Getting Started#
Want to follow along? Download this notebook.
Performing a QEC experiment with Deltakit typically involves four steps.
In the circuit generation step, you generate a quantum circuit to implement the experiment of interest, such as quantum memory or stability. In this step, you compile a noisy physical circuit based on your QPU’s native gates and their characteristics.
In the simulation step, you simulate the circuit using Stim.
In the decoding step, you choose a decoder to decode your measurement results. You can use both open-source decoders, like minimum weight perfect matching (MWPM), and propriety decoders, like Ambiguity Clustering (AC).

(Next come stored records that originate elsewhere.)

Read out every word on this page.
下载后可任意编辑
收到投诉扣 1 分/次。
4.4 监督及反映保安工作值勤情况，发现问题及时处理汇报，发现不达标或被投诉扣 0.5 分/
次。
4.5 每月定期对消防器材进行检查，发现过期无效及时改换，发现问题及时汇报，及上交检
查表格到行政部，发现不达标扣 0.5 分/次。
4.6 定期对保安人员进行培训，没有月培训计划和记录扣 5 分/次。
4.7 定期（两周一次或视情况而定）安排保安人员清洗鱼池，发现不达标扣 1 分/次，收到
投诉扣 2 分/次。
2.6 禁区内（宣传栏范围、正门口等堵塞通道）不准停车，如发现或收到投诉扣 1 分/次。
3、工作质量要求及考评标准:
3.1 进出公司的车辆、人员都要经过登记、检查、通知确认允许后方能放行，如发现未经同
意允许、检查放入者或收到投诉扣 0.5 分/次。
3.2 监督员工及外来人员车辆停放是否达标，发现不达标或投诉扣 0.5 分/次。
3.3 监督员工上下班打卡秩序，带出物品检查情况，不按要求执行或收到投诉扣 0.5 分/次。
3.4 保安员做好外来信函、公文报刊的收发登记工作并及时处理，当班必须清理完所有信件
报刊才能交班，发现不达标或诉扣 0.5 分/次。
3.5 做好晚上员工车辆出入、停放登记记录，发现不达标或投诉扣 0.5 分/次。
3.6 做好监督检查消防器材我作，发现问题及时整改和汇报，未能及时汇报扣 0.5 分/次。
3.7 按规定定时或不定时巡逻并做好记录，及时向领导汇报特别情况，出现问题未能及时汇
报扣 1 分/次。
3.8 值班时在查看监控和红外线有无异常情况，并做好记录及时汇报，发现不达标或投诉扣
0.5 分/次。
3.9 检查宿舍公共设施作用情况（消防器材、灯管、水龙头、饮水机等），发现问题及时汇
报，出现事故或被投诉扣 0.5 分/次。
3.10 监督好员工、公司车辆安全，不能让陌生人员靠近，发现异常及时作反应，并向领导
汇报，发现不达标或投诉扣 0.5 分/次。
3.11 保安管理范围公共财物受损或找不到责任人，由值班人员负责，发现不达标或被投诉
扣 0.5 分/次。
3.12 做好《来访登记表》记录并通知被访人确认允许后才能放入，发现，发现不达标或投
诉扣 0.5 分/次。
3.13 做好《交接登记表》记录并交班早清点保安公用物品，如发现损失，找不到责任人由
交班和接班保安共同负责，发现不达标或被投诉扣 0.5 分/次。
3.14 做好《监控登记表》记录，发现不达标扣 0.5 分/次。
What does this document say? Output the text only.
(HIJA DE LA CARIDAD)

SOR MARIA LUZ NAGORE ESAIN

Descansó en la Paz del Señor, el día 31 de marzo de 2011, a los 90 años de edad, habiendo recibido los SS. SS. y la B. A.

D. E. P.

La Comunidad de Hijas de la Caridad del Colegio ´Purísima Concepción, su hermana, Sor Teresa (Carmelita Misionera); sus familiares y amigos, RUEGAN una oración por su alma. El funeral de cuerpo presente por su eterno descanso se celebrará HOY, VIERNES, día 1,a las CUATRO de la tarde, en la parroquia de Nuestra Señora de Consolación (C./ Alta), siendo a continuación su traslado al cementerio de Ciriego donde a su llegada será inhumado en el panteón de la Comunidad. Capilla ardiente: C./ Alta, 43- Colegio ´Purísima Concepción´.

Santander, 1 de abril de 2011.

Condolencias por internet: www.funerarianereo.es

In the analysis step, you interpret the results of your QEC experiment, and calculate and visualise the logical error probability and error suppression factor \(\Lambda\).
Circuit Generation#
Idealised Circuit#
To generate the underlying circuit for quantum memory experiments, there are several common quantum error correction codes you can use, including:
Rotated planar codes (
RotatedPlanarCode),Unrotated planar codes (
UnrotatedPlanarCode),Unrotated toric codes (
UnrotatedToricCode),Repetition codes (
RepetitionCode),Bivariate bicycle codes (
BivariateBicycleCode), and(More generally) any CSS code (
CSSCode).
To get the logical error probability with a quantum memory experiment, for example, you can use the rotated planar code to encode a logical qubit:
from deltakit.explorer import codes
# configure the rotated planar code
code = codes.RotatedPlanarCode(width=2, height=2)
code.draw_patch()
(<Figure size 640x480 with 1 Axes>, <Axes: >)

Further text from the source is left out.